Jadis considéré comme un pilier de la santé publique dans le territoire de Lubero, l’Hôpital Général de Référence (HGR) traverse une crise chronique qui se répercute dramatiquement sur la prise en charge des patients. Entre luttes de leadership, instabilité administrative et dysfonctionnements répétés, cette institution vit une lente dégradation qui met aujourd’hui des vies en danger.

Les difficultés de l’HGR de Lubero ne datent pas d’hier. Elles remontent au début des années 2000 et se sont progressivement accentuées. Selon des acteurs du secteur, l’épicentre de la crise se situe dans la gestion de la Zone de santé de Lubero, où les manœuvres pour écarter successivement certains médecins directeurs ont empêché toute stabilité et continuité dans la gouvernance de l’hôpital.

Cette instabilité n’est pas sans conséquences sur la santé de la population. Plusieurs projets structurants, tels que la construction d’un bloc opératoire moderne, ont été bloqués ou sacrifiés au profit d’intérêts particuliers,déplore un défenseur local des droits humains.

Ici, les patients ont besoin des interventions chirurgicales urgentes mais sont contraints de parcourir de longues distances vers d’autres structures ou de recourir à des centres privés. Ce qui entraînerait des conséquences graves sur les patients.

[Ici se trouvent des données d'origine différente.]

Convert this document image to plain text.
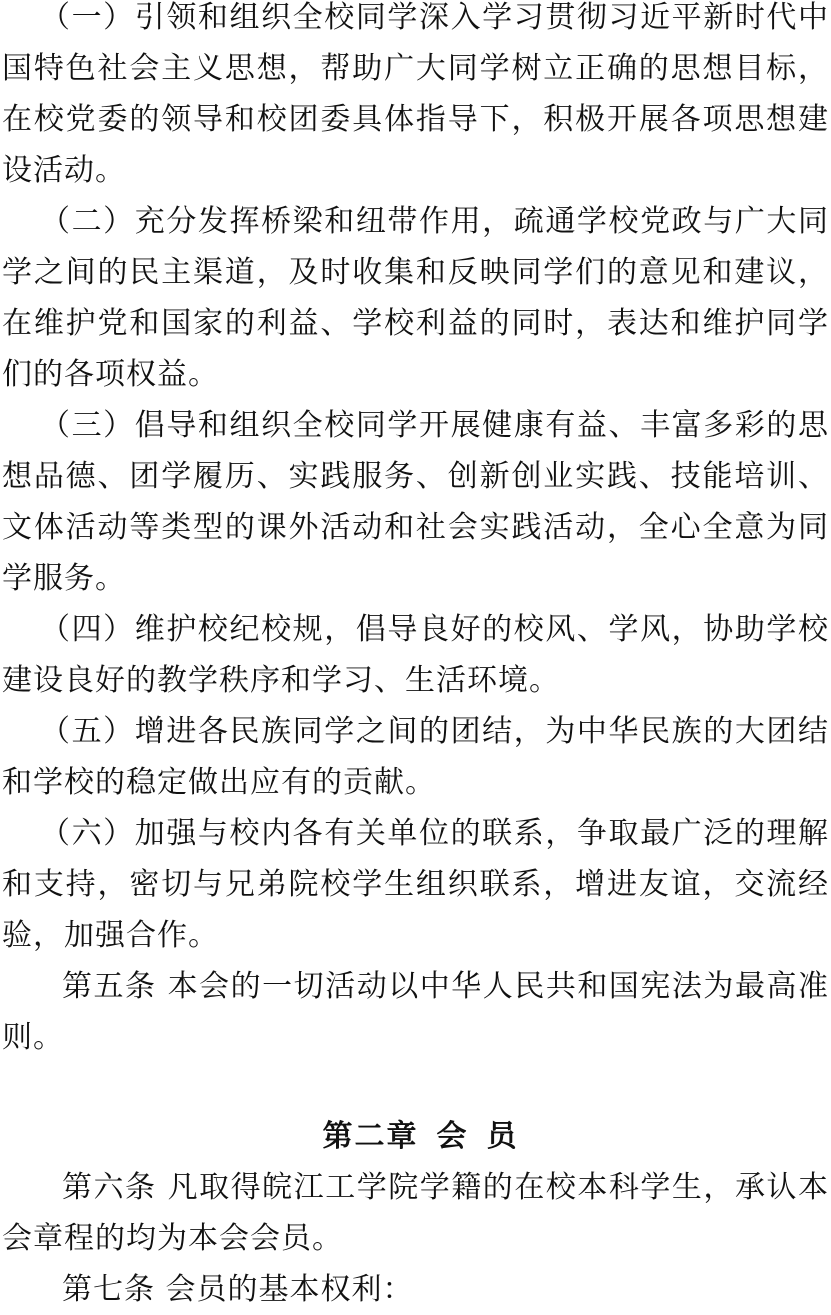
（一）引领和组织全校同学深入学习贯彻习近平新时代中国特色社会主义思想，帮助广大同学树立正确的思想目标，在校党委的领导和校团委具体指导下，积极开展各项思想建设活动。

（二）充分发挥桥梁和纽带作用，疏通学校党政与广大同学之间的民主渠道，及时收集和反映同学们的意见和建议，在维护党和国家的利益、学校利益的同时，表达和维护同学们的各项权益。

（三）倡导和组织全校同学开展健康有益、丰富多彩的思想品德、团学履历、实践服务、创新创业实践、技能培训、文体活动等类型的课外活动和社会实践活动，全心全意为同学服务。

（四）维护校纪校规，倡导良好的校风、学风，协助学校建设良好的教学秩序和学习、生活环境。

（五）增进各民族同学之间的团结，为中华民族的大团结和学校的稳定做出应有的贡献。

（六）加强与校内各有关单位的联系，争取最广泛的理解和支持，密切与兄弟院校学生组织联系，增进友谊，交流经验，加强合作。

第五条 本会的一切活动以中华人民共和国宪法为最高准则。

第二章 会 员

第六条 凡取得皖江工学院学籍的在校本科学生，承认本会章程的均为本会会员。

第七条 会员的基本权利：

Des membres de la société civile évoquent également des pratiques de favoritisme dans le recrutement du personnel et des pressions financières exercées sur certains partenaires avant le lancement de projets. « L’hôpital n’inspire plus confiance, et la population paie le prix fort », explique un acteur local.

Cette méfiance a entraîné un transfert massif des malades vers des structures privées, accentuant les inégalités d’accès aux soins dans un territoire déjà marqué par la pauvreté et l’insécurité.

Face à ce tableau sombre, la société civile et les défenseurs des droits humains demandent des mesures urgentes, parmi lesquelles une réorganisation complète de l’équipe cadre de la Zone de santé et la suspension des agents accusés d’indiscipline. « Le silence des autorités risque de coûter cher à la population », avertit une personnalité locale.

Si rien n’est entrepris rapidement, préviennent les observateurs, l’Hôpital Général de Référence de Lubero, l’un des plus importants du territoire pourrait définitivement développer un chaos irréprochable, aggravant la souffrance des malades.Pour la population de Lubero, la question n’est plus seulement celle du leadership, mais bien celle de la survie.